As the light at the end of the COVID-19 tunnel approaches in Victoria, it seems timely to think deeply about recovery. It also seems pertinent to make sure that the people most impacted by COVID-19 are integrally involved in the decision making about what happens next. These same groups – migrant women and their communities, people with disabilities, older people – must be integral to the recovery process.

In order to ‘build back better’, recovery from the COVID-19 pandemic and its social, economic and health impacts must be equitable and include all members of the community. Our community is rightly re-evaluating the value of care-based work, which should lead to adequate compensation of ‘essential’ workers and industries for the central role they play in keeping us all healthy and well. It should also lead to an acknowledgement of the valuable contribution that children, older people and people with disabilities make to the community, whether or not that contribution s economically quantifiable.
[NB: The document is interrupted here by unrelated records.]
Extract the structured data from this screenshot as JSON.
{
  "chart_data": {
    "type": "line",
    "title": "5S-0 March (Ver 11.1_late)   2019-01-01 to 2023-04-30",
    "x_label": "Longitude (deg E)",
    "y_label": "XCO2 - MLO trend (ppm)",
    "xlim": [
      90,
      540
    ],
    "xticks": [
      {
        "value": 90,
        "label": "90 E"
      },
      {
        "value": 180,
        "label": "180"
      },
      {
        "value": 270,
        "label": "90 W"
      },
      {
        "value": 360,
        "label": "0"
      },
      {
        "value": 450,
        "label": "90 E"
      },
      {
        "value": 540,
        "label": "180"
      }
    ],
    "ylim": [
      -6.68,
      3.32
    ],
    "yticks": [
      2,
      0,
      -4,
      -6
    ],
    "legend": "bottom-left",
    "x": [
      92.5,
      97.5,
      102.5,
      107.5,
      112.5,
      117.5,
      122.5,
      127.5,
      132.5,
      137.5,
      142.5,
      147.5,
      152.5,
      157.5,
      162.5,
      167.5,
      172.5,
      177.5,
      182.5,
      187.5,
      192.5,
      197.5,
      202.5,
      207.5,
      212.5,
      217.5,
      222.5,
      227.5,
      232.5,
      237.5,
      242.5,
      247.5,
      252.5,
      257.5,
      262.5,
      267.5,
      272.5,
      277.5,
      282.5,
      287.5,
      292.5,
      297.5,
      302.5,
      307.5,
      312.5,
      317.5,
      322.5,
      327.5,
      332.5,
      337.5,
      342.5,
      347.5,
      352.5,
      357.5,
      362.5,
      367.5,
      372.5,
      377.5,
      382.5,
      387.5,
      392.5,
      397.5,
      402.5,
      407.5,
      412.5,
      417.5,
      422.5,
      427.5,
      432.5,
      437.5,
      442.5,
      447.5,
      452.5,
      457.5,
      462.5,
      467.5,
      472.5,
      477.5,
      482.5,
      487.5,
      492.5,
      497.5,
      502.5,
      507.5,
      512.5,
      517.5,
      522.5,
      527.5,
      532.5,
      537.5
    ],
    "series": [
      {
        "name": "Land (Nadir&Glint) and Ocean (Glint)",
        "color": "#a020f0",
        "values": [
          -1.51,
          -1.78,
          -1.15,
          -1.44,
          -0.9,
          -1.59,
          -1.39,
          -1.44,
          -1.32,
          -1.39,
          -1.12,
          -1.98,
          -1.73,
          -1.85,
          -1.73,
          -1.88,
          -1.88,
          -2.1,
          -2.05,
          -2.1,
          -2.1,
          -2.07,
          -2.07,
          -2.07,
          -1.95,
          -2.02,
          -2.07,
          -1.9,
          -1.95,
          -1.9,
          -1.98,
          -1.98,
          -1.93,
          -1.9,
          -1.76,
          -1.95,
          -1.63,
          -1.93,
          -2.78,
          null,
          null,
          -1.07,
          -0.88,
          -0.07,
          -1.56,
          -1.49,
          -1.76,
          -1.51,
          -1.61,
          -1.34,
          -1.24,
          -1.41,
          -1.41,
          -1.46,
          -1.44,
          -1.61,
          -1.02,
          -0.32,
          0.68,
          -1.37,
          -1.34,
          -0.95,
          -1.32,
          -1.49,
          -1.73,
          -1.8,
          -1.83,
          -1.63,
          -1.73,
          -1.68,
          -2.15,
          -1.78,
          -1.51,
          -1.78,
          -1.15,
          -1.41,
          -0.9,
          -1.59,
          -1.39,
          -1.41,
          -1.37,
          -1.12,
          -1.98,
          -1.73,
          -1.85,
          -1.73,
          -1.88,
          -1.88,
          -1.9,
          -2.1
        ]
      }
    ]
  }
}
We can learn so much from Hawai’i’s Feminist Economic Recovery Plan which takes an intersectional approach to economic recovery, placing women at the centre, valuing essential caring work and considering social wellbeing as paramount.

For migrant women, recovery will mean being enabled to participate actively in meaningful, stable, and appropriately valued and remunerated jobs. We must ensure that the industries and jobs in which migrant women are concentrated – aged care, manufacturing, hospitality, cleaning, retail – are included in recovery and support programs, and that migrant women are specifically targeted as participants in those programs. Now is the time to pull down barriers to equitable work and place a significant investment into addressing and preventing gender and race discrimination in employment.

COVID-19 has laid bare the health, social and economic inequities between us, but it has also made us see how connected we all are. Recovery must build on those connections, strengthen them and deepen them, constructing the future on a solid foundation.